Hello. Please help me solve the following problem.
I'm trying to raise spring security
Its configuration

@Configuration
@EnableWebSecurity
public class SecurityConfiguration extends WebSecurityConfigurerAdapter {

    @Autowired
    @Qualifier("customUserDetailsService")
    UserDetailsService userDetailsService;

    @Autowired
    CustomSuccessHandler customSuccessHandler;


    @Autowired
    public void configureGlobalSecurity(AuthenticationManagerBuilder auth) throws Exception {
        auth.userDetailsService(userDetailsService);
    }

    @Override
    protected void configure(HttpSecurity http) throws Exception {
        http.authorizeRequests()
                .antMatchers("/").permitAll()
                .antMatchers("/admin/*").access("hasRole('Manager')")
                .antMatchers("/user/*").access("hasRole('userAvailable')")
                //.and().formLogin().loginPage("/login")
                .and().formLogin().loginPage("/login").successHandler(customSuccessHandler)
                .usernameParameter("username").passwordParameter("password")
                .and().csrf()
                .and().exceptionHandling().accessDeniedPage("/404");
    }

}

Role division

@Configuration
@EnableWebSecurity
public class SecurityConfiguration extends WebSecurityConfigurerAdapter {

    @Autowired
    @Qualifier("customUserDetailsService")
    UserDetailsService userDetailsService;

    @Autowired
    CustomSuccessHandler customSuccessHandler;


    @Autowired
    public void configureGlobalSecurity(AuthenticationManagerBuilder auth) throws Exception {
        auth.userDetailsService(userDetailsService);
    }

    @Override
    protected void configure(HttpSecurity http) throws Exception {
        http.authorizeRequests()
                .antMatchers("/").permitAll()
                .antMatchers("/admin/*").access("hasRole('Manager')")
                .antMatchers("/user/*").access("hasRole('userAvailable')")
                //.and().formLogin().loginPage("/login")
                .and().formLogin().loginPage("/login").successHandler(customSuccessHandler)
                .usernameParameter("username").passwordParameter("password")
                .and().csrf()
                .and().exceptionHandling().accessDeniedPage("/404");
    }

}

But when authorizing, it throws me at login?error , and in the servlet

@RequestMapping(value = "/login", method = RequestMethod.GET)
    public String loginPage(HttpServletRequest request, Locale locale, Model model) {
        Authentication auth = SecurityContextHolder.getContext().getAuthentication();
        Object principal = SecurityContextHolder.getContext().getAuthentication().getPrincipal();
        System.out.println(auth.getDetails());
        System.out.println(auth.getPrincipal());
        System.out.println(principal);
        return "index";

I see anonymousUser . What am I doing wrong?

Reply

Answer the question

In order to leave comments, you need to log in

2 answer(s)

R

Ruslan Lopatin, 2016-09-28
@lorus

loginPage is the page that Spring Security sends the user to if authentication is required.
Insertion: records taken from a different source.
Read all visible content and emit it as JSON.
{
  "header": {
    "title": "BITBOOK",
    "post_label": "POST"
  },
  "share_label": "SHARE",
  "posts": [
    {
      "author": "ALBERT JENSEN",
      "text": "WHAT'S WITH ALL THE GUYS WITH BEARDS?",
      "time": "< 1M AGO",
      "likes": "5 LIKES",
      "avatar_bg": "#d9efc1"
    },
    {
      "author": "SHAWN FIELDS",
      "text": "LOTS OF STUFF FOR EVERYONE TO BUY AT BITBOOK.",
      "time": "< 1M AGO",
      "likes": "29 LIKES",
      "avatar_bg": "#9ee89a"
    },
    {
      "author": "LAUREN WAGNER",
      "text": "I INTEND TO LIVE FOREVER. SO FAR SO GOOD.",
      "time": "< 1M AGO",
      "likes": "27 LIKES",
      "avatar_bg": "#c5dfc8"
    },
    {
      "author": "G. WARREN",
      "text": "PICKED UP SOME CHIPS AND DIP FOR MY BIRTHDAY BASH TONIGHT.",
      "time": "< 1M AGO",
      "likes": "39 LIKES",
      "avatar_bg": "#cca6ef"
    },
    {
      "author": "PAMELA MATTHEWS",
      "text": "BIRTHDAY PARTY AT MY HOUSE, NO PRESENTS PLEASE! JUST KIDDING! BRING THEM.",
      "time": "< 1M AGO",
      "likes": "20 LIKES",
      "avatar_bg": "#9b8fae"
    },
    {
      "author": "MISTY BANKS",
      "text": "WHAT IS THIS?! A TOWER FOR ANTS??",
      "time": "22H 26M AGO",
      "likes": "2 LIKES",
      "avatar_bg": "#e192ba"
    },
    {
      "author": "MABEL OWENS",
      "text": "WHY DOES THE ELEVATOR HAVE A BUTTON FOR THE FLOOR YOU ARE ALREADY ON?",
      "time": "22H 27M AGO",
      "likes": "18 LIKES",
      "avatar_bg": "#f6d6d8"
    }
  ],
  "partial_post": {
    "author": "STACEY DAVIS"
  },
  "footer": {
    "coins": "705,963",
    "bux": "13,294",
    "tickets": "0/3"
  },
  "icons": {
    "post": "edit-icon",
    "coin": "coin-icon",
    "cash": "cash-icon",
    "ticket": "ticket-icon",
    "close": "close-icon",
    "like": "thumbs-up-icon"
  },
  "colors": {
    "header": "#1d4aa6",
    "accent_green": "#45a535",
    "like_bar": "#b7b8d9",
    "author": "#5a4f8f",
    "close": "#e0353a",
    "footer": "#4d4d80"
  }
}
So it is quite natural that on this page the user is not yet authenticated.
username and password must be sent as a POST request to loginProcessingUrl, which is not set in this configuration.
Well, redirecting to login?error means that authentication in UserDetailsService did not occur. Dig there.

I

Ildar Gafarov, 2016-09-28
@badprogrammist

Everything is correct. You wrote "/login" as the page for authentication, it is natural that there will be anonymousUser, because this method should render the page for authentication.